А – вот что надо сокращать: саму Ставку. Во-первых, ускорить ликвидацию управлений бывших великих князей. И сами они, и принц Ольденбургский пусть немедленно подают прошение об отставке и отправляются в Петроград, мы не будем арестовывать их. Затем: царский железнодорожный батальон – отправить на фронт. Георгиевский батальон? – тоже доверять им нельзя, это каратели, хотя теперь притворяются, что не знали, куда едут.
Генерал Алексеев не спорил. Он даже, со своей стороны, просит правительство как можно скорей отправить бывшего царя в Англию: его пребывание в России может нервировать армию.
Керенский возразил с оживлением, что надо прежде разобрать все царские бумаги – и только тогда…?
Да, вот ещё. В правительственных кругах очень сочувственно относятся к новой инициативе Земсоюза: сверх всей многообразной заботы, которую он уже ведёт об армии, ещё взять на себя создание Комитета Пропаганды, который будет давать армии ответы на все интересующие её вопросы политической, социальной, военной жизни, способствовать росту её сознания и подготовке выборов в Учредительное Собрание. (А пока на этот комитет нужен один миллион рублей.)
Земсоюз был больным местом генерала Алексеева, теперь скрываемо больным: ведь он докладывал царю свой решительный вывод, что Земсоюз приносит армии больше вреда, чем пользы, и следовало бы его разогнать, и рассылал секретную директиву, как надо ограничивать Земсоюз. И сейчас на это новое феерическое предложение он серьёзно мог бы ответить только одно: а не хотят ли все эти молодчики-земгусары да послужить в строю? Именно их пропаганды он и опасался всегда. Но председатель Земсоюза стал теперь премьер-министром России. И Алексееву оставалось только согласиться на эту новую карусельную болтовню.

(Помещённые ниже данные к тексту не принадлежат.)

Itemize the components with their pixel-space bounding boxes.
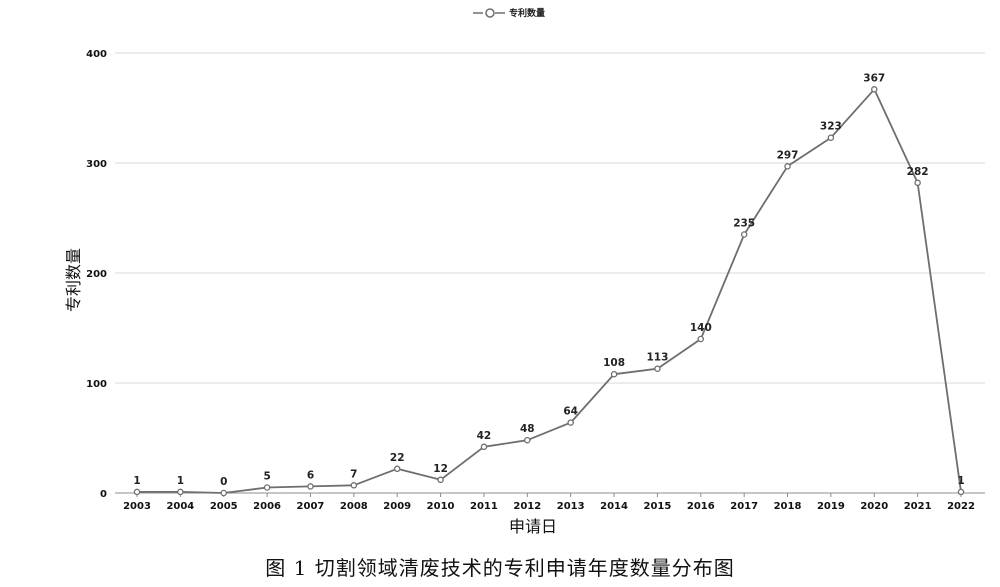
data-point — [480, 443, 488, 451]
data-labels: 1 1 0 5 6 7 22 12 42 48 64 108 113 140 235 297 323 367 282… — [133, 72, 964, 488]
data-point — [307, 483, 314, 490]
data-label: 1 — [177, 475, 184, 487]
data-label: 108 — [603, 357, 625, 369]
data-label: 1 — [133, 475, 140, 487]
x-tick-label: 2021 — [904, 501, 932, 512]
data-point — [220, 489, 227, 497]
x-tick-label: 2009 — [383, 501, 411, 512]
series-line — [137, 88, 962, 494]
data-label: 1 — [957, 475, 964, 487]
data-point — [871, 86, 878, 93]
data-point — [827, 134, 835, 141]
data-label: 0 — [220, 476, 227, 488]
data-point — [784, 163, 791, 170]
data-label: 5 — [263, 471, 270, 483]
data-point — [610, 370, 618, 378]
data-label: 140 — [690, 322, 712, 334]
data-label: 22 — [390, 452, 405, 464]
x-tick-label: 2022 — [947, 501, 975, 512]
series — [133, 86, 965, 497]
x-tick-label: 2008 — [340, 501, 368, 512]
x-tick-label: 2003 — [123, 501, 151, 512]
data-label: 64 — [563, 406, 578, 418]
y-tick-label: 300 — [86, 159, 107, 170]
data-point — [133, 488, 141, 496]
data-label: 7 — [350, 468, 357, 480]
y-tick-label: 200 — [86, 269, 107, 280]
x-tick-label: 2015 — [643, 501, 671, 512]
x-tick-label: 2020 — [860, 501, 888, 512]
data-point — [393, 465, 401, 473]
data-point — [177, 488, 184, 496]
figure-caption: 图 1 切割领域清废技术的专利申请年度数量分布图 — [265, 556, 735, 580]
data-label: 282 — [907, 166, 929, 178]
data-point — [740, 231, 748, 238]
axes: 0 100 200 300 400 2003 2004 2005 2006 2007 2008 200… — [86, 49, 985, 512]
data-label: 367 — [863, 72, 885, 84]
y-axis-title: 专利数量 — [64, 248, 83, 312]
data-point — [697, 335, 705, 343]
data-point — [957, 488, 965, 496]
data-point — [914, 179, 921, 187]
data-point — [524, 436, 531, 444]
x-tick-label: 2012 — [513, 501, 541, 512]
data-label: 113 — [646, 352, 668, 364]
data-label: 6 — [307, 469, 314, 481]
x-tick-label: 2004 — [166, 501, 194, 512]
data-label: 42 — [477, 430, 492, 442]
data-point — [654, 365, 661, 372]
data-label: 297 — [777, 149, 799, 161]
data-label: 12 — [433, 463, 448, 475]
x-tick-label: 2011 — [470, 501, 498, 512]
x-tick-label: 2014 — [600, 501, 628, 512]
data-point — [350, 482, 358, 489]
x-tick-label: 2007 — [297, 501, 325, 512]
data-label: 235 — [733, 218, 755, 230]
legend: 专利数量 — [473, 7, 545, 19]
y-tick-label: 100 — [86, 379, 107, 390]
x-tick-label: 2016 — [687, 501, 715, 512]
x-tick-label: 2018 — [774, 501, 802, 512]
data-point — [567, 419, 574, 426]
data-point — [437, 476, 444, 484]
data-label: 323 — [820, 121, 842, 133]
x-tick-label: 2017 — [730, 501, 758, 512]
x-tick-label: 2013 — [557, 501, 585, 512]
x-axis-title: 申请日 — [509, 517, 557, 536]
y-tick-label: 400 — [86, 49, 107, 60]
y-tick-label: 0 — [100, 489, 107, 500]
x-tick-label: 2010 — [427, 501, 455, 512]
legend-label: 专利数量 — [509, 7, 545, 19]
x-tick-label: 2005 — [210, 501, 238, 512]
x-tick-label: 2019 — [817, 501, 845, 512]
x-tick-label: 2006 — [253, 501, 281, 512]
gridlines — [115, 52, 985, 384]
data-label: 48 — [520, 423, 535, 435]
legend-marker — [485, 8, 495, 18]
data-point — [263, 484, 271, 491]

С последней надеждой он взглянул на Гучкова – должен же он понимать эту вздорность?! Но тот сидел как с зубной болью. Не возразил.
И ещё есть правительственное предложение: посылать делегации от войск в Петроград для приветствий Временному Правительству.
Ну что ж, если это нужно. (Алексеева как бы опять не познабливало, не возвращалась ли болезнь?)
Так постепенно совещание прошло черезо все трудности – и проступал итог для газетного коммюнике:
«Генерал Алексеев понял народные желания. Линия для общей работы с ним найдена».
Энергичным образом настаивать перед генералом Алексеевым, чтобы, несмотря на важные внутренние события, русская армия, в соответствии с принятыми ранее решениями, оказала возможно полное содействие операциям англо-французских войск. Наилучшим выходом как с точки зрения общих интересов коалиции, так и для морального состояния русской армии является как можно более скорый переход её в наступление.
647
А даже и хорошо, что князь Львов не поехал в Ставку: у него образовался в субботу как бы невольный день полуотдыха. То есть нисколько не прервался ни поток приветствий, ни поток забот, звонков, докладов, и особенно Щепкин, в себе не уверенный, спешил решать в этот день с князем все вопросы по министерству внутренних дел, – а всё-таки чувствовалось облегчение: без половины министров ни одного мучительного вопроса не придётся сегодня постановлять. И не придётся мирить накопляющиеся страсти, особенно между Керенским и Милюковым, что бывает князю очень тяжело душевно. Заседание правительства если и состоится, то по вопросам третьестепенным – об отмене переводных и выпускных экзаменов в средних учебных заведениях, об обнаруженных хищениях при строительных работах, о выплате суточных и других вознаграждений комиссарам губернским и уездным, служащим правительственной канцелярии, и процентные надбавки им.
Самым давящим в жизни князя Львова последние две недели то и было, что никто не состоял над ним в качестве начальника, высшей инстанции, с которой бы ему и ладить: спокойней было бы князю иметь над собою решительное твёрдое начальство. Нет, он стал тот самый верхний, за всё ответственный, который и должен теперь укладывать все неразрешимые вопросы России. И эта нагрузка была бы непосильна для человеческого мозга, если бы не верить, что сама Россия во всём разберётся и всё вытянет.